Hong Kong’s inflation may have surged to 8.6% in July
Standard Chartered says inflation will continue its seasonal uptrend from August onwards.
It expects increases of 10.1% and 12.5% in exports and imports, respectively.
Here’s more from Standard Chartered:
We expect headline CPI for July to rise to 8.6% y/y from 5.6%. Note, however, that this is heavily distorted by public rental waivers falling on different months this year and last; removing such one-off base-effects results in a much more reasonable number of 5.8% y/y for July, slightly above June‟s 5.6% y/y.
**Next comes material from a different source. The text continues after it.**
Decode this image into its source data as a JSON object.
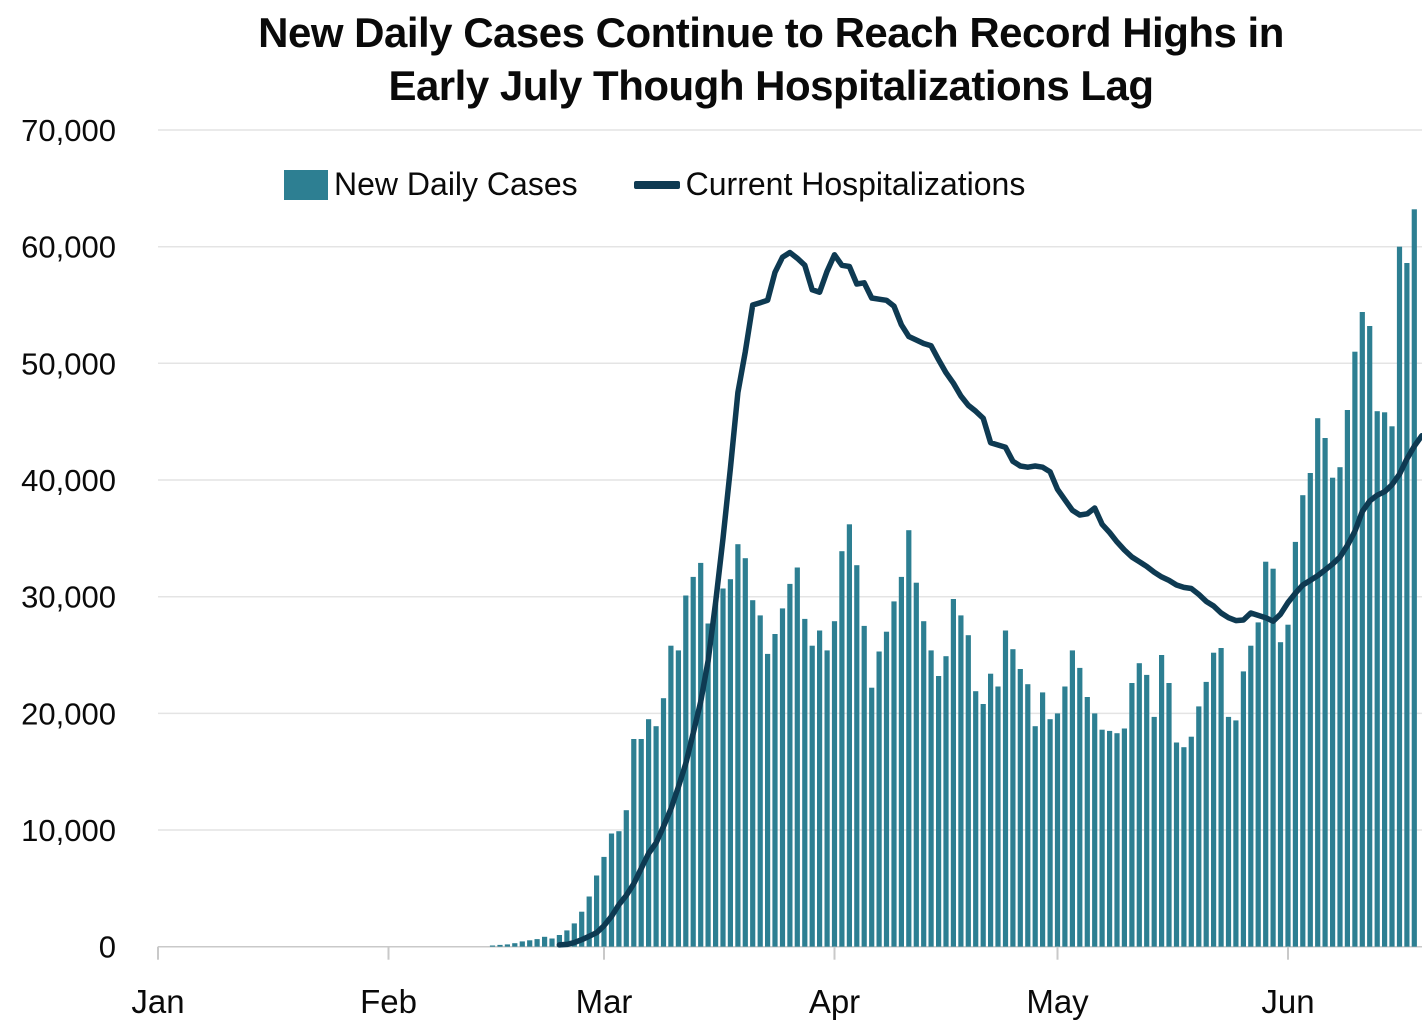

While still-rising food and housing components remain the key drivers, we are also likely to get confirmation that inflation pressures have become more broad-based as the year has progressed, especially for prices of services. We expect headline CPI to continue its seasonal uptrend from August onwards until it peaks sometime towards year-end. In July we expect Hong Kong registered increases of 10.1% y/y and 12.5% y/y in exports and imports, respectively. The trade deficit should have widened marginally to HKD 40.8bn from HKD 40.3bn prior. Given the still-evident post-earthquake impact from Japan, the euro-area debt crisis and US economic slowdown, Hong Kong‟s trade performance has been steady at best throughout Q2 and on a net basis has been a drag on GDP growth. However, given resilient demand in China and other Asian economies, despite problems in the West, we expect Hong Kong‟s trade sector to be supported by regional trade relationships and pick up momentum again in H2-2011, when the Western economic situation steadies and regional supply-chain disruptions start to fade after the summer.